Bundan 100 yıl önce de dünya acılarla dolu bir yerdi, dünya savaşı ile ezilenler birbirine kırdırılıyor, yoksulluk, şovenizm ve ölüm kol geziyordu. Öyle ki, 100 yıl önce Lenin kendi kuşağının bu rezil düzenin altüst oluşunu göremeyeceğini yazıyordu. 1917 Şubat'ında Lenin'in ülkesindeki işçiler ve köylüler bu öngörüye katılmadıklarını göstermek istercesine tarihin iplerini Çar'ın ellerinden aldılar. Ekim geldiğinde burjuvaziden de almışlardı. Tarih elbette tekerrür eden bir şey değil ancak ezenler gibi bizlerin de zaman zaman "geçmişin ruhlarını" yardıma çağırmamızda bir sorun yok.

Hepimiz yıllara ve yeni yıla anlamlar yüklüyoruz. Biliyoruz ki yeni yıl sadece bir günden ibaret, yarını bugünden farklı kılmıyor.
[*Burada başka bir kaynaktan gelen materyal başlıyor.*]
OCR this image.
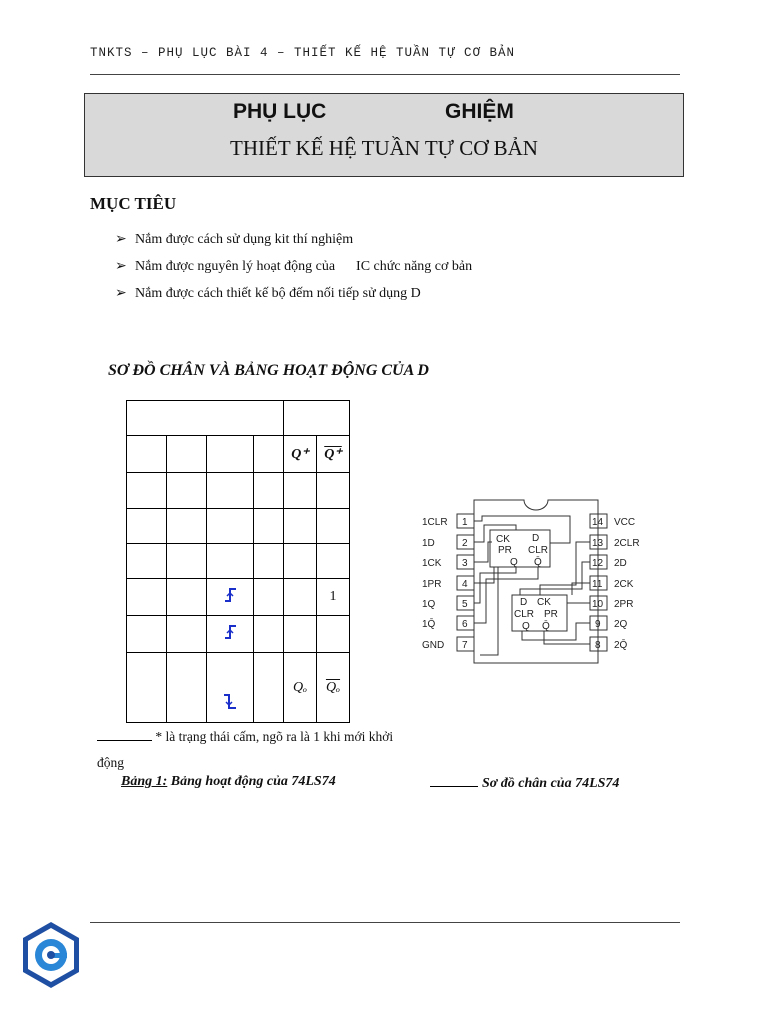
TNKTS – PHỤ LỤC BÀI 4 – THIẾT KẾ HỆ TUẦN TỰ CƠ BẢN
PHỤ LỤC	GHIỆM
THIẾT KẾ HỆ TUẦN TỰ CƠ BẢN
MỤC TIÊU
➢ Nắm được cách sử dụng kit thí nghiệm
➢ Nắm được nguyên lý hoạt động của      IC chức năng cơ bản
➢ Nắm được cách thiết kế bộ đếm nối tiếp sử dụng D
SƠ ĐỒ CHÂN VÀ BẢNG HOẠT ĐỘNG CỦA D

				Q⁺	Q⁺

					1

				Qₒ	$\overline{Q_o}$
* là trạng thái cấm, ngõ ra là 1 khi mới khởi động
Bảng 1: Bảng hoạt động của 74LS74	Sơ đồ chân của 74LS74
1CLR
1D
1CK
1PR
1Q
1Q̄
GND
1
2
3
4
5
6
7
14
13
12
11
10
9
8
VCC
2CLR
2D
2CK
2PR
2Q
2Q̄
CK D
PR CLR
Q Q̄
D CK
CLR PR
Q Q̄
Ben yine de asıl olanın ona yüklenen anlam olduğunu düşünüyorum. Walter Benjamin'in dediği gibi: "mutluluk tasarımı içersinde, kaçınılmaz olarak, bir tür ilahi kur­tuluşun titreşimleri de vardır. Tarihin konu edindiği, geçmişe ilişkin tasarım için de bu, böyledir. Geçmiş, kendisini kurtuluşa yönelten gizli bir dizini de beraberinde taşır". Geçmiş ve gelecek tasarımlarımızı bizi kuşatan koşullar ve bu koşullara eşlik eden ruh halinden birazcık sıyrılmak üzere bir araya getirmek için arkadaşlarımın tüm mesajlarını sevinçle karşılıyorum.
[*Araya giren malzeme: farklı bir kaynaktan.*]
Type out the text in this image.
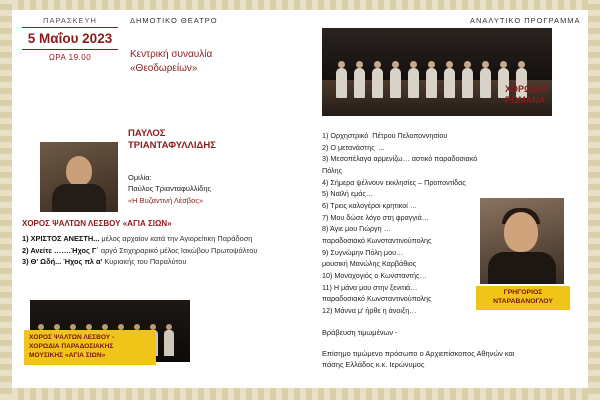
ΠΑΡΑΣΚΕΥΗ
5 Μαΐου 2023
ΩΡΑ 19.00
ΔΗΜΟΤΙΚΟ ΘΕΑΤΡΟ
Κεντρική συναυλία
«Θεοδωρείων»
ΑΝΑΛΥΤΙΚΟ ΠΡΟΓΡΑΜΜΑ
ΧΟΡΩΔΙΑ
ΡΩΜΑΝΑ
1) Ορχηστρικό  Πέτρου Πελοποννησίου
2) Ο μετανάστης  ...
3) Μεσοπέλαγα αρμενίζω… αστικό παραδοσιακό Πόλης
4) Σήμερα ψέλνουν εκκλησίες – Προποντίδας
5) Ναϊλή εμάς…
6) Τρεις καλογέροι κρητικοί …
7) Μου δώσε λόγο στη φραγγιά…
8) Άγιε μου Γιώργη …
παραδοσιακό Κωνσταντινούπολης
9) Συγνώμην Πόλη μου…
μουσική Μανώλης Καρβάθιος
10) Μοναχογιός ο Κωνσταντής…
11) Η μάνα μου στην ξενιτιά…
παραδοσιακό Κωνσταντινούπολης
12) Μάννα μ' ήρθε η άνοιξη…
ΠΑΥΛΟΣ
ΤΡΙΑΝΤΑΦΥΛΛΙΔΗΣ
Ομιλία:
Παύλος Τριανταφυλλίδης
«Η Βυζαντινή Λέσβος»
ΧΟΡΟΣ ΨΑΛΤΩΝ ΛΕΣΒΟΥ «ΑΓΙΑ ΣΙΩΝ»
1) ΧΡΙΣΤΟΣ ΑΝΕΣΤΗ... μέλος αρχαίον κατά την Αγιορείτικη Παράδοση
2) Ανείτε …….Ήχος Γ΄ αργό Στιχηραρικό μέλος Ιακώβου Πρωτοψάλτου
3) Θ' Ωδή... Ήχος πλ α' Κυριακής του Παραλύτου
ΧΟΡΟΣ ΨΑΛΤΩΝ ΛΕΣΒΟΥ -
ΧΟΡΩΔΙΑ ΠΑΡΑΔΟΣΙΑΚΗΣ
ΜΟΥΣΙΚΗΣ «ΑΓΙΑ ΣΙΩΝ»
ΓΡΗΓΟΡΙΟΣ
ΝΤΑΡΑΒΑΝΟΓΛΟΥ
Βράβευση τιμωμένων -
Επίσημο τιμώμενο πρόσωπο ο Αρχιεπίσκοπος Αθηνών και
πάσης Ελλάδος κ.κ. Ιερώνυμος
Bu yıl çoğu kişi için olduğu gibi benim için de "olağan yaşamımın" değiştiği bir yıl oldu. Pek çok üzüntü ve sıkıntının yanı sıra baskıların ve zulmün bizi karşısında durmak için bir araya getirdiği pek çok iyi insanla tanıştığım ve omuz omuza durma şansı yakaladım. 2016'nın en güzel şeyi buydu. Hepimiz gibi benim de barış başta olmak üzere birçok dileğim var 2017'den ama bu yıl hepsini sıralamak istemiyorum.

Kendi seçmediğimiz koşulları, kendi seçtiğimiz koşullara çevirebilmek için tarih yapacağımız bir yıl dilerim.